Writer, director and producer Frank Pierson’s credits include Oscar-nominated Cat Ballou (1965) and Cool Hand Luke (1967), the Oscar-winning Dog Day Afternoon (1975), and Presumed Innocent (1990), The Neon Ceiling (1971), Looking Glass War (1969), A Star is Born (1976), King of the Gypsies (1978), Citizen Cohn (1992), and Paradise (2004) are among his directing credits.

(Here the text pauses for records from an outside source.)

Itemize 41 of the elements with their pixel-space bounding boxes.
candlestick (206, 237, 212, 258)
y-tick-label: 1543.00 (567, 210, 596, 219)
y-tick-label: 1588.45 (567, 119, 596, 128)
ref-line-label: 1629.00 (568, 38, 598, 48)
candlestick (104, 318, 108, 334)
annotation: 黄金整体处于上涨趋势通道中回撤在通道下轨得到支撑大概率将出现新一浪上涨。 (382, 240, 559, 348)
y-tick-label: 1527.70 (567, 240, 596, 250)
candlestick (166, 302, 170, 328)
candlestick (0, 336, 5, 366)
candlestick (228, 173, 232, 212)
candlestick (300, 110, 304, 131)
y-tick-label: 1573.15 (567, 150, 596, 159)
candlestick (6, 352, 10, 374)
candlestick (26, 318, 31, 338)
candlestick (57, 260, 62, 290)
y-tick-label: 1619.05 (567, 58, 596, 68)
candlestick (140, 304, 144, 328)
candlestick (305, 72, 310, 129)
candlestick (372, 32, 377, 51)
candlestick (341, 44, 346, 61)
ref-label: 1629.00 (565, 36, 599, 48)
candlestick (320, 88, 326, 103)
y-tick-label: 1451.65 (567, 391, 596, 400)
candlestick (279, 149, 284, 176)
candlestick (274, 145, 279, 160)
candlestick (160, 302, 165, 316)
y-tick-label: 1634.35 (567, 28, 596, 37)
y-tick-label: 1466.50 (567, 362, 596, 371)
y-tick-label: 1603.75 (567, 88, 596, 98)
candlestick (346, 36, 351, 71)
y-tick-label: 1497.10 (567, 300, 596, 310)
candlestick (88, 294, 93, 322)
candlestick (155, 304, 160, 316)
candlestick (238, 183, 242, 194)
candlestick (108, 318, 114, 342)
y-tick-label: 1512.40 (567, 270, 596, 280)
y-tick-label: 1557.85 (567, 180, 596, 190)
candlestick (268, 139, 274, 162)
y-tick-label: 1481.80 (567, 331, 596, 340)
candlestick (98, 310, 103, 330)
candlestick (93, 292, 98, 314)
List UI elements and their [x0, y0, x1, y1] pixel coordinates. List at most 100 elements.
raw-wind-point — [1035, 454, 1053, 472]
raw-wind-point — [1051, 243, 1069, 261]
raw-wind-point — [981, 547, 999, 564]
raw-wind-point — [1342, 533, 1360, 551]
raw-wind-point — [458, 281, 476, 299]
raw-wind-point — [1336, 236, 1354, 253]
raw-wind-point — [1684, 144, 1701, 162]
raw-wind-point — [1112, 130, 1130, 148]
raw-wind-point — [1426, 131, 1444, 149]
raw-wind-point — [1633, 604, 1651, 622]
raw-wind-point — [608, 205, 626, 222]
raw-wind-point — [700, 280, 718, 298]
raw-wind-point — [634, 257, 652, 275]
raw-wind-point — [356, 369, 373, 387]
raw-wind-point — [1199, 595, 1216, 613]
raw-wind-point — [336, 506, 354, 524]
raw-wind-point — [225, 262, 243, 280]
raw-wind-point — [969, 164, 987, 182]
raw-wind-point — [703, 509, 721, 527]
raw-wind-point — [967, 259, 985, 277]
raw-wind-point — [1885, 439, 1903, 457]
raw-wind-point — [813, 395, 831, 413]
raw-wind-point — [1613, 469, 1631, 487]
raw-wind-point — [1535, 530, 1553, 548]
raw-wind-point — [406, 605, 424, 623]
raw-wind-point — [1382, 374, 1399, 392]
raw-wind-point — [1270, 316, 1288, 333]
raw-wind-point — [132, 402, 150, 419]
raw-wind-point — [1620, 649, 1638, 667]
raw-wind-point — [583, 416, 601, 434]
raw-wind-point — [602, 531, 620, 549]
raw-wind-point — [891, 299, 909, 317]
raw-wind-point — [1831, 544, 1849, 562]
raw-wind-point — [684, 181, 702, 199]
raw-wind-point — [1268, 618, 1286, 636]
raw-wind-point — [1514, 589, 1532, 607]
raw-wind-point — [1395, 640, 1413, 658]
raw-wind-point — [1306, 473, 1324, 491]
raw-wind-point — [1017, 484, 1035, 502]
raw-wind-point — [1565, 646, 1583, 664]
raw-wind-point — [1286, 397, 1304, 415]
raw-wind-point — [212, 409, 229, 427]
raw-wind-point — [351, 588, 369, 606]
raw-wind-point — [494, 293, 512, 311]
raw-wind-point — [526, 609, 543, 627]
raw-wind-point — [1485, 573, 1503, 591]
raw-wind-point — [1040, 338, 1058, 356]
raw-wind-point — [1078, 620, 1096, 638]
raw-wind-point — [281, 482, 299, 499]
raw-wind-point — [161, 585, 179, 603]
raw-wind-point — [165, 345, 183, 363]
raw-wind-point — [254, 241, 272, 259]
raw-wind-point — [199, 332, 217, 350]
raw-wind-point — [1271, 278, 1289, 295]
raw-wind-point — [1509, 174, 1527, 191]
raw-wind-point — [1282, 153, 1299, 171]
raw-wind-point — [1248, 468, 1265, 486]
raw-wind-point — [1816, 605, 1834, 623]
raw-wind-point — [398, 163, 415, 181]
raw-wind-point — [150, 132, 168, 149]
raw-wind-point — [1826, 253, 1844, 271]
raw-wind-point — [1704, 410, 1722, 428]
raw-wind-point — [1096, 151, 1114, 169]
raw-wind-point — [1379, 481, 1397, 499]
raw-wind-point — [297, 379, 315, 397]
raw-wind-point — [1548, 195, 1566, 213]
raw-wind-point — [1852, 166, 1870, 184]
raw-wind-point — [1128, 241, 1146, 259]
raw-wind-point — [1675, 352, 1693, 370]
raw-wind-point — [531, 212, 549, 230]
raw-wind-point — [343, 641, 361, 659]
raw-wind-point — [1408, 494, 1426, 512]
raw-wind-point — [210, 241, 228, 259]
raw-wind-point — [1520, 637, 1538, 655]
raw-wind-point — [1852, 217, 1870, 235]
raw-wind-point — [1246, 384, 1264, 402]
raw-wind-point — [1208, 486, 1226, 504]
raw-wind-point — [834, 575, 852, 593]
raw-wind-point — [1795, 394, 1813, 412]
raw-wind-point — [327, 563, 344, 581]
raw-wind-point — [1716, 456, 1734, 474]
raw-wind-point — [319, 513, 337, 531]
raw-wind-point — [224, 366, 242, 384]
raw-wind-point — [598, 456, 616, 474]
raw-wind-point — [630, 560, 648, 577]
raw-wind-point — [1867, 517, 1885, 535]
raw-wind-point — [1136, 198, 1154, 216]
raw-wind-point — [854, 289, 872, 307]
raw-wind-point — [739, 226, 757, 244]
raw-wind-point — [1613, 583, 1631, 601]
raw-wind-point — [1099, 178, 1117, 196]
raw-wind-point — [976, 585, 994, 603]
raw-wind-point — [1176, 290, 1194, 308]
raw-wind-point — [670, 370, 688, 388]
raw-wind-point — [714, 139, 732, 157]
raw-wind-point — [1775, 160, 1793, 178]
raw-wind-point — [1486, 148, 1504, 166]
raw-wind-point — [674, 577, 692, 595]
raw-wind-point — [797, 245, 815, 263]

Pierson served four terms as president of the Academy of Motion Pictures Arts and Sciences beginning in 2001. In 1992 he received a WGA Screen Laurel Award and a Peabody Award. He was given the WGAw Valentine Davies Award in 1991 and the Humanitas “Keiser Award” in 2005. Pierson has served on the boards of AMPAS, the Los Angeles Theater Center, Artists Rights Foundation, and Humanitas. He has been a faculty member of the Sundance Institute as well as a lecturer at the American Film Institute and the University of Southern California.

Pierson was born in Chappaqua, New York, and served in the Pacific during World War II. He earned a degree with honors in cultural anthropology from Harvard University. He was a field correspondent for Time and Life magazines, covering movies and military affairs. In 1958 he quit journalism, sold his first script to the half-hour anthology Alcoa Goodyear Theater and worked as script editor for Have Gun Will Travel.

Pierson died in Los Angeles on July 23, 2012 at the age of 87.